L’actionnaire de contrôle des magasins Brault & Martineau, Yves Des Groseillers, perd un bras de fer avec le fisc – qui lui coûtera au moins 1,5 million – dans une cause où se chevauchent dons de bienfaisance et fiscalité. Revenu Québec analyse déjà la portée de cette décision du plus haut tribunal du pays.

Deux dons d’options sur des actions effectués en 2010 et 2011 dont la valeur est de 3 millions étaient au cœur du litige. M. Des Groseillers avait réclamé des crédits d’impôt correspondant à la valeur marchande des options versées. N’ayant pas exercé les options d’achat en question, l’homme d’affaires alléguait que ces sommes ne devaient pas être considérées comme un revenu d’emploi imposable.

« C’est vouloir le beurre et l’argent du beurre, affirme le professeur associé de droit fiscal à l’Université Laval André Lareau. C’est aberrant. C’est une planification fiscale ultra-agressive. Ça frôle, quant à moi, l’évitement fiscal. On ne déclare pas la valeur marchande des options. Par contre, on n’oublie pas de réclamer le crédit d’impôt sur les dons. »

Interpellée, la Cour suprême du Canada a unanimement rejeté l’appel de M. Des Groseillers, jeudi dernier.

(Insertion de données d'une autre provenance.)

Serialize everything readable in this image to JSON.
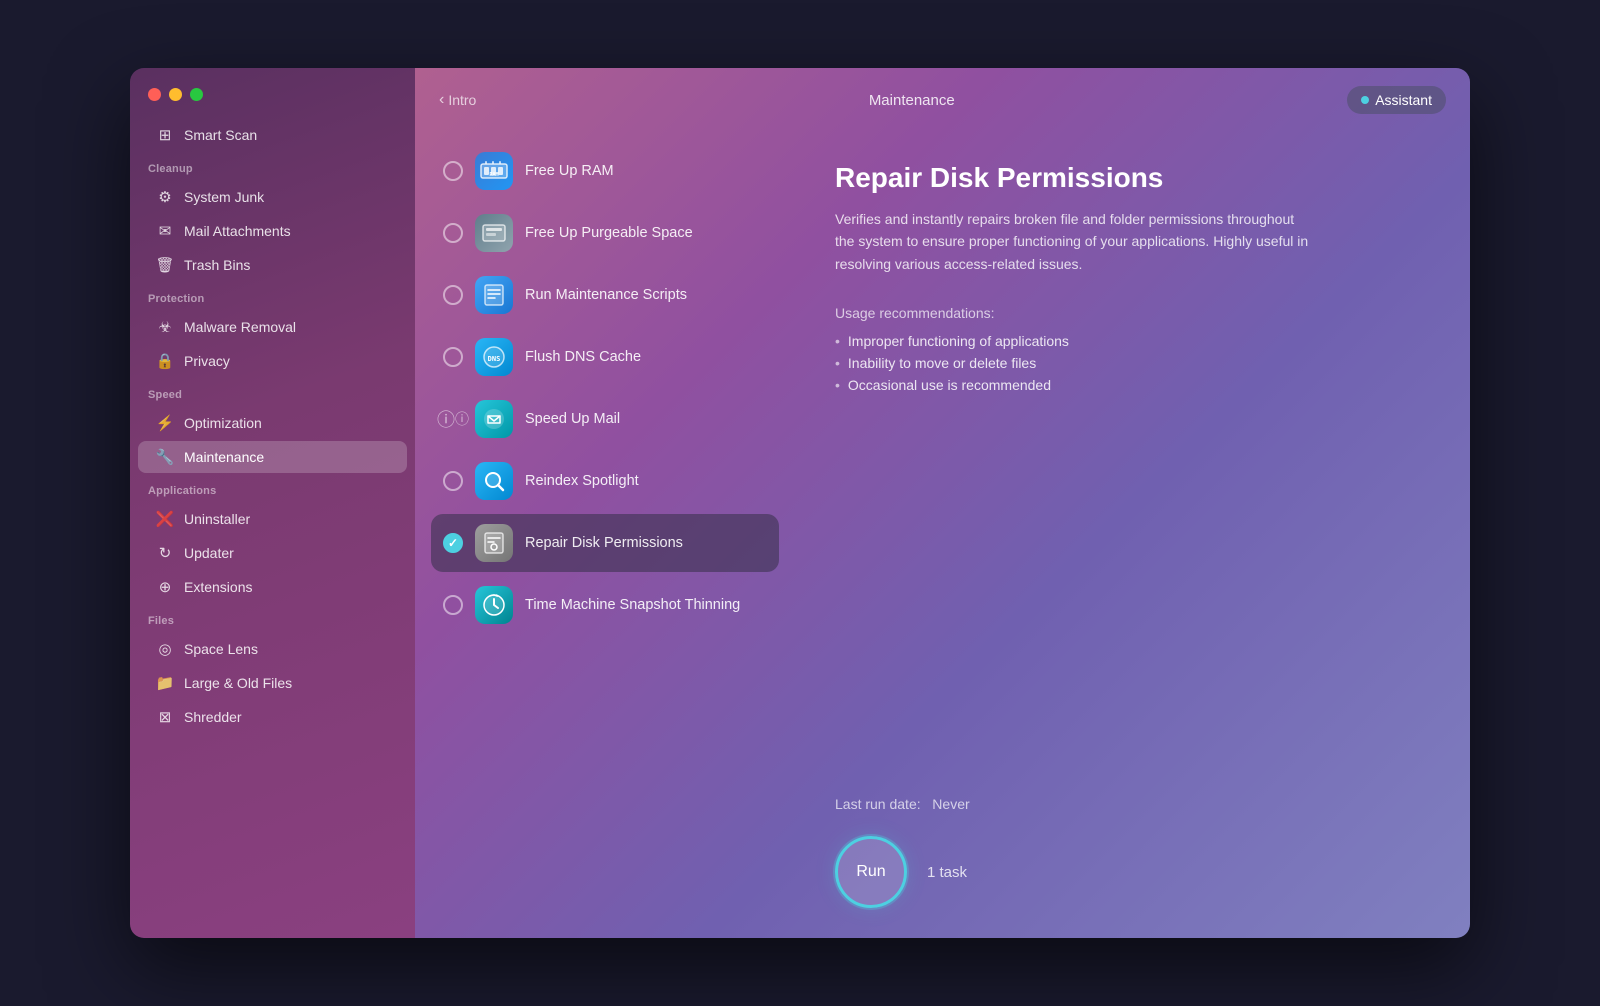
{
  "window": {
    "title": "Maintenance"
  },
  "titlebar": {
    "back_label": "Intro",
    "center_label": "Maintenance",
    "assistant_label": "Assistant"
  },
  "sidebar": {
    "smart_scan": "Smart Scan",
    "cleanup_label": "Cleanup",
    "system_junk": "System Junk",
    "mail_attachments": "Mail Attachments",
    "trash_bins": "Trash Bins",
    "protection_label": "Protection",
    "malware_removal": "Malware Removal",
    "privacy": "Privacy",
    "speed_label": "Speed",
    "optimization": "Optimization",
    "maintenance": "Maintenance",
    "applications_label": "Applications",
    "uninstaller": "Uninstaller",
    "updater": "Updater",
    "extensions": "Extensions",
    "files_label": "Files",
    "space_lens": "Space Lens",
    "large_old_files": "Large & Old Files",
    "shredder": "Shredder"
  },
  "tasks": [
    {
      "id": "free-up-ram",
      "name": "Free Up RAM",
      "icon": "ram",
      "state": "unchecked"
    },
    {
      "id": "free-up-purgeable",
      "name": "Free Up Purgeable Space",
      "icon": "space",
      "state": "unchecked"
    },
    {
      "id": "run-maintenance-scripts",
      "name": "Run Maintenance Scripts",
      "icon": "scripts",
      "state": "unchecked"
    },
    {
      "id": "flush-dns-cache",
      "name": "Flush DNS Cache",
      "icon": "dns",
      "state": "unchecked"
    },
    {
      "id": "speed-up-mail",
      "name": "Speed Up Mail",
      "icon": "mail",
      "state": "info"
    },
    {
      "id": "reindex-spotlight",
      "name": "Reindex Spotlight",
      "icon": "spotlight",
      "state": "unchecked"
    },
    {
      "id": "repair-disk-permissions",
      "name": "Repair Disk Permissions",
      "icon": "disk",
      "state": "checked",
      "selected": true
    },
    {
      "id": "time-machine-snapshot-thinning",
      "name": "Time Machine Snapshot Thinning",
      "icon": "timemachine",
      "state": "unchecked"
    }
  ],
  "detail": {
    "title": "Repair Disk Permissions",
    "description": "Verifies and instantly repairs broken file and folder permissions throughout the system to ensure proper functioning of your applications. Highly useful in resolving various access-related issues.",
    "usage_title": "Usage recommendations:",
    "usage_items": [
      "Improper functioning of applications",
      "Inability to move or delete files",
      "Occasional use is recommended"
    ],
    "last_run_label": "Last run date:",
    "last_run_value": "Never",
    "run_button_label": "Run",
    "task_count": "1 task"
  }
}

Ses sept juges au dossier concluent que la Cour d’appel du Québec, dans une décision rendue en juin 2021, a interprété correctement la Loi sur les impôts du Québec. Ainsi, les options d’achat données à des organismes caritatifs sont considérées comme un revenu d’emploi.

Également professeur de droit fiscal à l’Université Laval, Khashayar Haghgouyan ne va pas aussi loin que son confrère. Il ne qualifie pas de « planification agressive » la stratégie de M. Des Groseillers. L’expert estime toutefois que le « gros bon sens l’a emporté ».

« C’est rare que la Cour suprême rend un jugement aussi laconique, souligne M. Haghgouyan. Ils [les juges] encensent la Cour d’appel en la reprenant mot pour mot. C’est assez inusité. »

Il n’a pas été possible d’obtenir une réaction de M. Des Groseillers, mardi.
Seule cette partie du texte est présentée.